Les tensions s’intensifient autour du Sahara Occidental avec l’introduction d’un projet de loi au Congrès américain, le H.R. 4119, visant à désigner le Front Polisario comme organisation terroriste étrangère.
Synthèse Samir MÉHALLA
Cette initiative, portée par les représentants Joe Wilson (Républicain) et Jimmy Panetta (Démocrate), suscite une vive opposition de la part d’organisations non gouvernementales, dont le Global Monitoring Center (GMC), qui alerte sur les graves implications d’une telle décision.
Le 24 juin 2025, le H.R. 4119 a été présenté, arguant que le Front Polisario est une «milice marxiste soutenue par l’Iran, le Hezbollah et la Russie, offrant à l’Iran un avant-poste stratégique en Afrique et déstabilisant le Royaume du Maroc». Le Global Monitoring Center, dans une lettre ouverte adressée au sénateur Charles E. Schumer, réfute catégoriquement ces affirmations, les qualifiant d’«inexactes et trompeuses».
Le GMC insiste sur le fait que le Front Polisario est un mouvement de libération nationale reconnu par les Nations Unies comme le représentant légitime du peuple sahraoui. Ni l’ONU, ni l’Union africaine, ni aucune autre autorité juridique internationale crédible ne l’a classé comme groupe terroriste. Pour le GMC, la désignation proposée par le H.R. 4119 est «sans fondement factuel» et menace de délégitimer une lutte pacifique pour l’autodétermination, en accord avec le droit international.
Le Front Polisario : Un historique sans lien terroriste
Le Global Monitoring Center souligne plusieurs points clés pour contester la légitimité du projet de loi :
– Absence d’antécédents terroristes : En près de 50 ans d’existence, le Front Polisario n’a jamais été impliqué dans des activités terroristes, n’ayant mené aucune attaque contre des civils et n’ayant aucun lien avéré avec des factions extrémistes. Le GMC dénonce la «désinformation» diffusée par les autorités Makhzen à ce sujet.
– Reconnaissance internationale légitime : Fondé en 1973 pour mettre fin à la domination coloniale au Sahara Occidental, le Polisario et la République arabe sahraouie démocratique (RASD) sont reconnus par l’Assemblée générale des Nations Unies et l’Union africaine. La RASD est d’ailleurs membre à part entière de l’Union africaine, une reconnaissance incompatible avec une qualification de groupe terroriste.

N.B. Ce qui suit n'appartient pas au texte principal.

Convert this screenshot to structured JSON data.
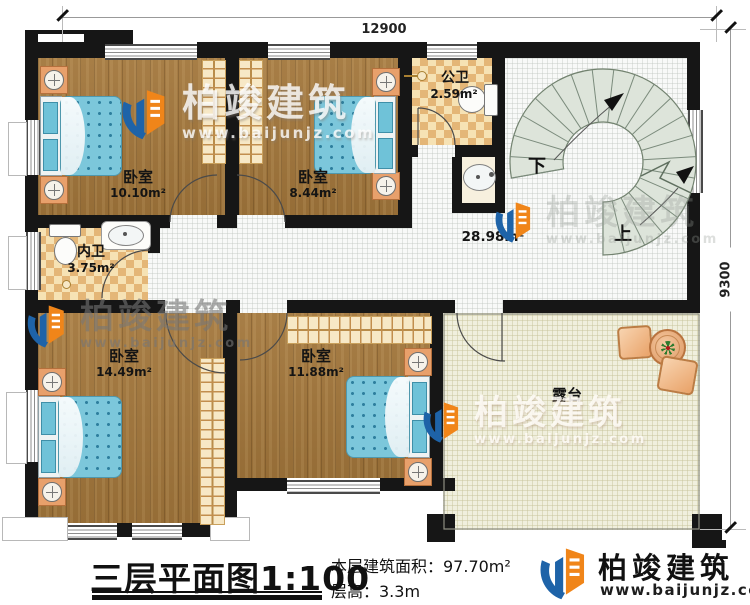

– Allégations non fondées de liens extrémistes : Les accusations de liens avec l’Iran, le Hezbollah ou d’autres acteurs extrémistes sont jugées «sans fondement». Des figures comme l’ancien conseiller à la sécurité nationale des États-Unis, John Bolton, ont qualifié ces allégations de «propagande» visant à masquer l’obstruction marocaine à un référendum de paix. Les rapports du Département d’État américain n’ont jamais trouvé de preuves d’idéologies extrémistes au sein du Polisario.
– Modération et ouverture : Le peuple sahraoui et la direction du Polisario sont réputés pour leur modération, leurs valeurs laïques et progressistes. Les camps de réfugiés sahraouis en Algérie, administrés par le Polisario, accueillent librement des organisations d’aide internationales, y compris américaines et confessionnelles, un signe de leur ouverture et non d’extrémisme.

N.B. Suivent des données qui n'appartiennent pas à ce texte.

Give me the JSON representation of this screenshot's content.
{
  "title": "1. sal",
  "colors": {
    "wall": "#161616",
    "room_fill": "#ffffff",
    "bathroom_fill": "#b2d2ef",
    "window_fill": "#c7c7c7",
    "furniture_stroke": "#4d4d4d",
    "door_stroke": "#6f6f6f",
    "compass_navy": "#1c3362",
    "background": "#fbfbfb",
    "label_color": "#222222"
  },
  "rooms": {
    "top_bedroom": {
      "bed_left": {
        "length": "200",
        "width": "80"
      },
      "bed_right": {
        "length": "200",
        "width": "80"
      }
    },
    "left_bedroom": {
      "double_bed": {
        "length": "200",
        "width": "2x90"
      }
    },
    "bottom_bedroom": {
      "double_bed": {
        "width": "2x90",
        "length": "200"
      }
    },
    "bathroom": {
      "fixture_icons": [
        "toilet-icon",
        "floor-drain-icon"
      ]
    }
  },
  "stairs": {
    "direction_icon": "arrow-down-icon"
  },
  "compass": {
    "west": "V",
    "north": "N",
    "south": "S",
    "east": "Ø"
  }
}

– Engagement envers le droit international : Le Front Polisario a ratifié les Conventions de Genève et leurs protocoles, ainsi que la Convention de l’Union africaine sur la lutte contre le terrorisme. Son bras militaire, l’Armée de libération populaire sahraouie, respecte le droit international humanitaire, menant des opérations défensives sans cibler les civils.
Le Global Monitoring Center replace le débat dans le contexte plus large du conflit au Sahara Occidental, la dernière colonie d’Afrique. Le Maroc a annexé illégalement le territoire en 1975, malgré un avis consultatif de la Cour internationale de justice confirmant l’absence de liens de souveraineté et le droit à l’autodétermination du peuple sahraoui.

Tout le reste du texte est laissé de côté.